Channeling the Wily Armadillo

Note: The following contains critical armadillo trapping advice. Ignore it at your own peril. You’ve been warned. There’s also a walking stick gif.

Alert Gazette readers will recall the account of my armadillo trapping woes, wherein the creatures were zooming in and out of the malfunctioning trap as if it were a port-a-potty next to a Tijuana taco stand*. 

This situation quickly escalated from a frustrating inconvenience into a costly debacle as the armadillo(s) began to cause significant damage to the several thousand dollars worth of new zoysia sod installed in our yard. I’m not talking about a few holes here and there. The animals were actually burrowing under entire sections of sod and rolling them up like rugs. I was desperate for a solution.

I went so far as to use a Dremel tool to smooth any rough edges on the trap doors and the side channel guides to reduce the possibility of binding when they dropped down. I tested the trap and it seemed to work perfectly, but the next morning (and the morning after that), I found one door dropped and the other one halfway down and in a bind, indicating (or so I thought) another in-and-out armadillo escape. And our lawn continued to look like a used-up minefield. I finally gave up and ordered a new trap.

Photo showing bottom door groove in the trapThe new trap arrived yesterday and as I unpacked and assembled it, I took the unprecedented step of reading the instructions and tips that came with it. This caught my eye: Armadillos are messy. When they are caught, they will cause dirt to fill the bottom door grooves. Clean them from time to time, or the doors will not close properly.

“Whoa!” I thought, “what if the problem is not that the doors aren’t falling shut, but that they’re being forced open again by a trapped armadillo?” I had never considered this possibility, but when I inspected the trap I found that the bottom door grooves were indeed packed with dirt so that the doors dropped down level with the floor…and the armadillos were able to either nose one of them up, or reach under with a claw. The purpose of that groove was obviously to prevent the animal from lifting up the door from the bottom. And what I assumed was a trap door that stuck on the way down was actually one that had been put in a bind when it was lifted by the escaping animal.

It was a simple matter to test this theory. I cleaned out the grooves and placed the trap along the path where they normally ambled before diving into our lawn (they are definitely creatures of habit). And this morning when I looked outside, both doors were down and there was a snoozing-and-securely-trapped armadillo inside.

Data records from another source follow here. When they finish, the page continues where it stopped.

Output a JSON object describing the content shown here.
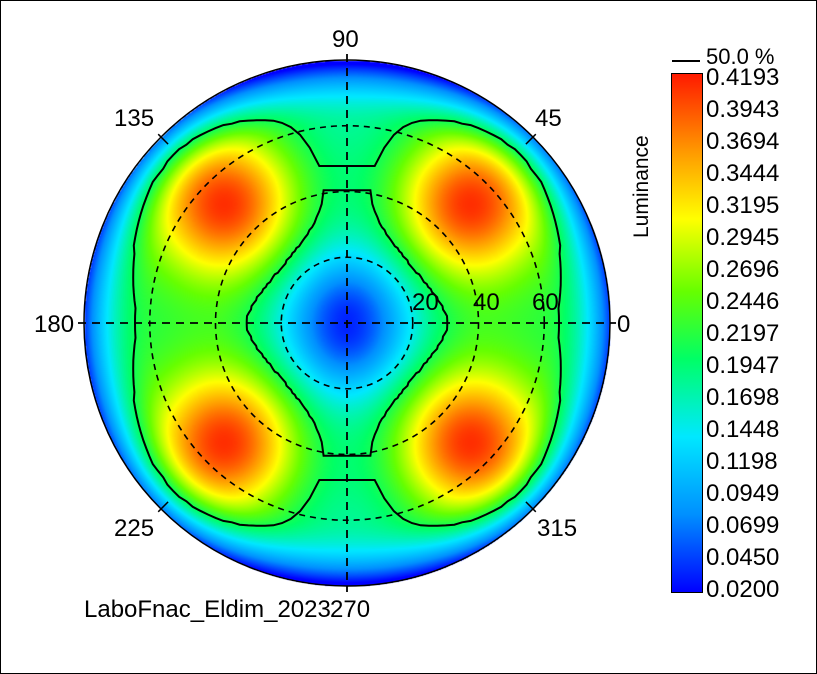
{
  "chart_data": {
    "type": "heatmap",
    "projection": "polar",
    "colorbar": {
      "title": "Luminance",
      "ticks": [
        "0.4193",
        "0.3943",
        "0.3694",
        "0.3444",
        "0.3195",
        "0.2945",
        "0.2696",
        "0.2446",
        "0.2197",
        "0.1947",
        "0.1698",
        "0.1448",
        "0.1198",
        "0.0949",
        "0.0699",
        "0.0450",
        "0.0200"
      ],
      "min": 0.02,
      "max": 0.4193,
      "colors": [
        "#0000ff",
        "#0090ff",
        "#00e8ff",
        "#00ff66",
        "#66ff00",
        "#ffff00",
        "#ff9900",
        "#ff1a00"
      ]
    },
    "contour_legend": "50.0 %",
    "angle_labels": [
      "90",
      "45",
      "0",
      "315",
      "270",
      "225",
      "180",
      "135"
    ],
    "radial_labels": [
      "20",
      "40",
      "60"
    ],
    "radial_max": 80,
    "angle_ticks_deg": [
      0,
      45,
      90,
      135,
      180,
      225,
      270,
      315
    ],
    "radial_circles": [
      20,
      40,
      60
    ],
    "lobes": [
      {
        "azimuth_deg": 45,
        "inclination_deg": 52,
        "luminance": 0.41
      },
      {
        "azimuth_deg": 135,
        "inclination_deg": 52,
        "luminance": 0.41
      },
      {
        "azimuth_deg": 225,
        "inclination_deg": 52,
        "luminance": 0.41
      },
      {
        "azimuth_deg": 315,
        "inclination_deg": 52,
        "luminance": 0.41
      }
    ],
    "center_luminance": 0.03,
    "footer": "LaboFnac_Eldim_2023"
  }
}
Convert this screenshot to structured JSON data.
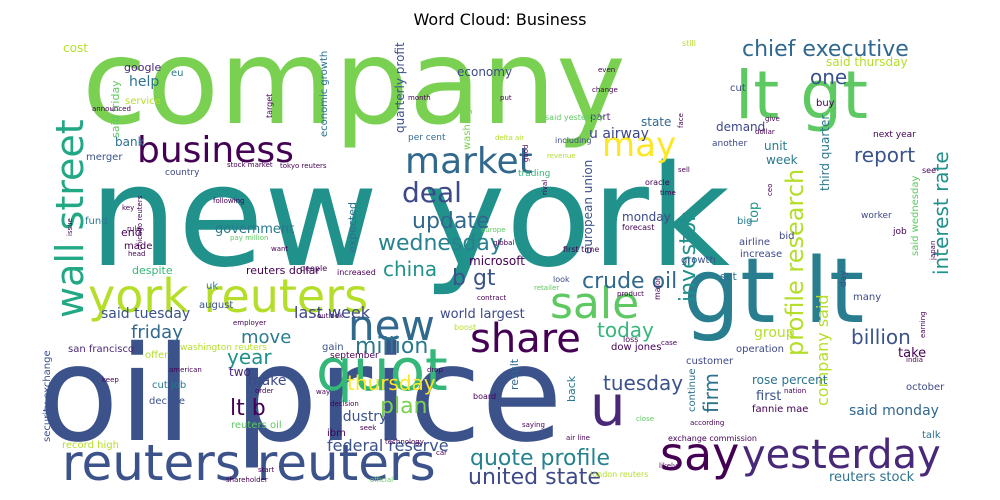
{
  "chart_data": {
    "type": "wordcloud",
    "title": "Word Cloud: Business",
    "words": [
      {
        "text": "new york",
        "color": "#21918c"
      },
      {
        "text": "company",
        "color": "#7ad151"
      },
      {
        "text": "oil price",
        "color": "#3b528b"
      },
      {
        "text": "gt lt",
        "color": "#287d8e"
      },
      {
        "text": "lt gt",
        "color": "#5ec962"
      },
      {
        "text": "reuters reuters",
        "color": "#3b528b"
      },
      {
        "text": "york reuters",
        "color": "#b5de2b"
      },
      {
        "text": "wall street",
        "color": "#22a884"
      },
      {
        "text": "quot",
        "color": "#35b779"
      },
      {
        "text": "business",
        "color": "#440154"
      },
      {
        "text": "say",
        "color": "#440154"
      },
      {
        "text": "yesterday",
        "color": "#482878"
      },
      {
        "text": "market",
        "color": "#31688e"
      },
      {
        "text": "new",
        "color": "#31688e"
      },
      {
        "text": "sale",
        "color": "#5ec962"
      },
      {
        "text": "share",
        "color": "#440154"
      },
      {
        "text": "u",
        "color": "#482878"
      },
      {
        "text": "may",
        "color": "#fde725"
      },
      {
        "text": "deal",
        "color": "#3e4989"
      },
      {
        "text": "quote profile",
        "color": "#26828e"
      },
      {
        "text": "united state",
        "color": "#3e4989"
      },
      {
        "text": "chief executive",
        "color": "#31688e"
      },
      {
        "text": "profile research",
        "color": "#b5de2b"
      },
      {
        "text": "investor",
        "color": "#21918c"
      },
      {
        "text": "update",
        "color": "#31688e"
      },
      {
        "text": "wednesday",
        "color": "#26828e"
      },
      {
        "text": "crude oil",
        "color": "#31688e"
      },
      {
        "text": "china",
        "color": "#21918c"
      },
      {
        "text": "b gt",
        "color": "#3b528b"
      },
      {
        "text": "million",
        "color": "#2a788e"
      },
      {
        "text": "tuesday",
        "color": "#3b528b"
      },
      {
        "text": "plan",
        "color": "#7ad151"
      },
      {
        "text": "thursday",
        "color": "#fde725"
      },
      {
        "text": "lt b",
        "color": "#440154"
      },
      {
        "text": "firm",
        "color": "#2c728e"
      },
      {
        "text": "report",
        "color": "#3b528b"
      },
      {
        "text": "interest rate",
        "color": "#21918c"
      },
      {
        "text": "billion",
        "color": "#3b528b"
      },
      {
        "text": "company said",
        "color": "#b5de2b"
      },
      {
        "text": "today",
        "color": "#35b779"
      },
      {
        "text": "one",
        "color": "#3b528b"
      },
      {
        "text": "year",
        "color": "#21918c"
      },
      {
        "text": "friday",
        "color": "#31688e"
      },
      {
        "text": "move",
        "color": "#287d8e"
      },
      {
        "text": "last week",
        "color": "#3e4989"
      },
      {
        "text": "said tuesday",
        "color": "#3b528b"
      },
      {
        "text": "federal reserve",
        "color": "#3b528b"
      },
      {
        "text": "said monday",
        "color": "#31688e"
      },
      {
        "text": "government",
        "color": "#2a788e"
      },
      {
        "text": "world largest",
        "color": "#3e4989"
      },
      {
        "text": "reuters stock",
        "color": "#2c728e"
      },
      {
        "text": "make",
        "color": "#3e4989"
      },
      {
        "text": "two",
        "color": "#482878"
      },
      {
        "text": "industry",
        "color": "#3b528b"
      },
      {
        "text": "help",
        "color": "#2c728e"
      },
      {
        "text": "economy",
        "color": "#3e4989"
      },
      {
        "text": "microsoft",
        "color": "#440154"
      },
      {
        "text": "said thursday",
        "color": "#b5de2b"
      },
      {
        "text": "third quarter",
        "color": "#2a788e"
      },
      {
        "text": "state",
        "color": "#31688e"
      },
      {
        "text": "demand",
        "color": "#3e4989"
      },
      {
        "text": "unit",
        "color": "#287d8e"
      },
      {
        "text": "week",
        "color": "#2a788e"
      },
      {
        "text": "monday",
        "color": "#3e4989"
      },
      {
        "text": "top",
        "color": "#21918c"
      },
      {
        "text": "group",
        "color": "#b5de2b"
      },
      {
        "text": "take",
        "color": "#440154"
      },
      {
        "text": "first",
        "color": "#3b528b"
      },
      {
        "text": "rose percent",
        "color": "#2c728e"
      },
      {
        "text": "bank",
        "color": "#2c728e"
      },
      {
        "text": "u airway",
        "color": "#3e4989"
      },
      {
        "text": "european union",
        "color": "#3b528b"
      },
      {
        "text": "quarterly profit",
        "color": "#3b528b"
      },
      {
        "text": "economic growth",
        "color": "#2c728e"
      },
      {
        "text": "washington",
        "color": "#7ad151"
      },
      {
        "text": "cost",
        "color": "#b5de2b"
      },
      {
        "text": "google",
        "color": "#482878"
      },
      {
        "text": "eu",
        "color": "#2a788e"
      },
      {
        "text": "said friday",
        "color": "#5ec962"
      },
      {
        "text": "service",
        "color": "#b5de2b"
      },
      {
        "text": "merger",
        "color": "#3b528b"
      },
      {
        "text": "fund",
        "color": "#2a788e"
      },
      {
        "text": "end",
        "color": "#440154"
      },
      {
        "text": "made",
        "color": "#440154"
      },
      {
        "text": "despite",
        "color": "#35b779"
      },
      {
        "text": "uk",
        "color": "#2a788e"
      },
      {
        "text": "august",
        "color": "#3b528b"
      },
      {
        "text": "san francisco",
        "color": "#482878"
      },
      {
        "text": "offer",
        "color": "#b5de2b"
      },
      {
        "text": "cut job",
        "color": "#2a788e"
      },
      {
        "text": "decline",
        "color": "#3b528b"
      },
      {
        "text": "reuters oil",
        "color": "#5ec962"
      },
      {
        "text": "record high",
        "color": "#b5de2b"
      },
      {
        "text": "security exchange",
        "color": "#3b528b"
      },
      {
        "text": "reuters dollar",
        "color": "#440154"
      },
      {
        "text": "washington reuters",
        "color": "#b5de2b"
      },
      {
        "text": "gain",
        "color": "#3b528b"
      },
      {
        "text": "expected",
        "color": "#2c728e"
      },
      {
        "text": "result",
        "color": "#31688e"
      },
      {
        "text": "back",
        "color": "#2a788e"
      },
      {
        "text": "dow jones",
        "color": "#440154"
      },
      {
        "text": "continue",
        "color": "#2c728e"
      },
      {
        "text": "growth",
        "color": "#3b528b"
      },
      {
        "text": "set",
        "color": "#2c728e"
      },
      {
        "text": "customer",
        "color": "#3e4989"
      },
      {
        "text": "operation",
        "color": "#3e4989"
      },
      {
        "text": "october",
        "color": "#3e4989"
      },
      {
        "text": "fannie mae",
        "color": "#440154"
      },
      {
        "text": "talk",
        "color": "#2c728e"
      },
      {
        "text": "ibm",
        "color": "#440154"
      },
      {
        "text": "next year",
        "color": "#440154"
      },
      {
        "text": "worker",
        "color": "#3e4989"
      },
      {
        "text": "job",
        "color": "#440154"
      },
      {
        "text": "said wednesday",
        "color": "#5ec962"
      },
      {
        "text": "airline",
        "color": "#3e4989"
      },
      {
        "text": "bid",
        "color": "#3e4989"
      },
      {
        "text": "increase",
        "color": "#3e4989"
      },
      {
        "text": "big",
        "color": "#2a788e"
      },
      {
        "text": "many",
        "color": "#3e4989"
      },
      {
        "text": "day",
        "color": "#3e4989"
      },
      {
        "text": "cut",
        "color": "#3e4989"
      },
      {
        "text": "buy",
        "color": "#440154"
      },
      {
        "text": "per cent",
        "color": "#31688e"
      },
      {
        "text": "part",
        "color": "#482878"
      },
      {
        "text": "september",
        "color": "#440154"
      },
      {
        "text": "country",
        "color": "#3e4989"
      },
      {
        "text": "stock market",
        "color": "#440154"
      },
      {
        "text": "tokyo reuters",
        "color": "#440154"
      },
      {
        "text": "another",
        "color": "#3e4989"
      },
      {
        "text": "still",
        "color": "#b5de2b"
      },
      {
        "text": "announced",
        "color": "#440154"
      },
      {
        "text": "target",
        "color": "#440154"
      },
      {
        "text": "month",
        "color": "#440154"
      },
      {
        "text": "put",
        "color": "#440154"
      },
      {
        "text": "even",
        "color": "#440154"
      },
      {
        "text": "change",
        "color": "#440154"
      },
      {
        "text": "delta air",
        "color": "#b5de2b"
      },
      {
        "text": "said yesterday",
        "color": "#5ec962"
      },
      {
        "text": "including",
        "color": "#3e4989"
      },
      {
        "text": "revenue",
        "color": "#b5de2b"
      },
      {
        "text": "good",
        "color": "#440154"
      },
      {
        "text": "sell",
        "color": "#440154"
      },
      {
        "text": "trading",
        "color": "#35b779"
      },
      {
        "text": "oracle",
        "color": "#440154"
      },
      {
        "text": "time",
        "color": "#440154"
      },
      {
        "text": "forecast",
        "color": "#440154"
      },
      {
        "text": "first time",
        "color": "#440154"
      },
      {
        "text": "rival",
        "color": "#440154"
      },
      {
        "text": "europe",
        "color": "#5ec962"
      },
      {
        "text": "global",
        "color": "#440154"
      },
      {
        "text": "look",
        "color": "#3e4989"
      },
      {
        "text": "retailer",
        "color": "#5ec962"
      },
      {
        "text": "product",
        "color": "#440154"
      },
      {
        "text": "contract",
        "color": "#440154"
      },
      {
        "text": "boost",
        "color": "#b5de2b"
      },
      {
        "text": "major",
        "color": "#440154"
      },
      {
        "text": "loss",
        "color": "#440154"
      },
      {
        "text": "case",
        "color": "#440154"
      },
      {
        "text": "drop",
        "color": "#440154"
      },
      {
        "text": "board",
        "color": "#440154"
      },
      {
        "text": "saying",
        "color": "#440154"
      },
      {
        "text": "air line",
        "color": "#440154"
      },
      {
        "text": "close",
        "color": "#5ec962"
      },
      {
        "text": "likely",
        "color": "#440154"
      },
      {
        "text": "london reuters",
        "color": "#b5de2b"
      },
      {
        "text": "exchange commission",
        "color": "#440154"
      },
      {
        "text": "according",
        "color": "#440154"
      },
      {
        "text": "nation",
        "color": "#440154"
      },
      {
        "text": "people",
        "color": "#440154"
      },
      {
        "text": "increased",
        "color": "#440154"
      },
      {
        "text": "pay million",
        "color": "#5ec962"
      },
      {
        "text": "want",
        "color": "#440154"
      },
      {
        "text": "employer",
        "color": "#440154"
      },
      {
        "text": "outlook",
        "color": "#440154"
      },
      {
        "text": "american",
        "color": "#440154"
      },
      {
        "text": "keep",
        "color": "#440154"
      },
      {
        "text": "order",
        "color": "#440154"
      },
      {
        "text": "way",
        "color": "#440154"
      },
      {
        "text": "decision",
        "color": "#440154"
      },
      {
        "text": "seek",
        "color": "#440154"
      },
      {
        "text": "technology",
        "color": "#440154"
      },
      {
        "text": "car",
        "color": "#440154"
      },
      {
        "text": "start",
        "color": "#440154"
      },
      {
        "text": "shareholder",
        "color": "#440154"
      },
      {
        "text": "official",
        "color": "#5ec962"
      },
      {
        "text": "issue",
        "color": "#440154"
      },
      {
        "text": "key",
        "color": "#440154"
      },
      {
        "text": "following",
        "color": "#440154"
      },
      {
        "text": "head",
        "color": "#440154"
      },
      {
        "text": "rule",
        "color": "#440154"
      },
      {
        "text": "chicago reuters",
        "color": "#440154"
      },
      {
        "text": "give",
        "color": "#440154"
      },
      {
        "text": "face",
        "color": "#440154"
      },
      {
        "text": "dollar",
        "color": "#440154"
      },
      {
        "text": "japan",
        "color": "#440154"
      },
      {
        "text": "earning",
        "color": "#440154"
      },
      {
        "text": "india",
        "color": "#440154"
      },
      {
        "text": "see",
        "color": "#440154"
      },
      {
        "text": "ceo",
        "color": "#440154"
      }
    ]
  }
}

The irony is that while my enlightenment came as a result of reading the material that accompanied the new trap, the new trap trapped nothing last night, while the old trap did the work. Anyway, I’m not naive enough to think there’s only one armadillo in our neck of the neighborhood, and now I’ve got both sides of the yard armed and ready for additional action.

Oh, and here’s the updated headcount, in case you’re wondering:

Graphic showing number of trapped animals, including 25 armadillos and 21 raccoons

And here’s a walking stick gif, because not everything is about mammals:

Animated gif of a walking stick

*I have no idea what this means, but I’m told it’s always a good idea to add a simile or metaphor or something to otherwise boring narrative.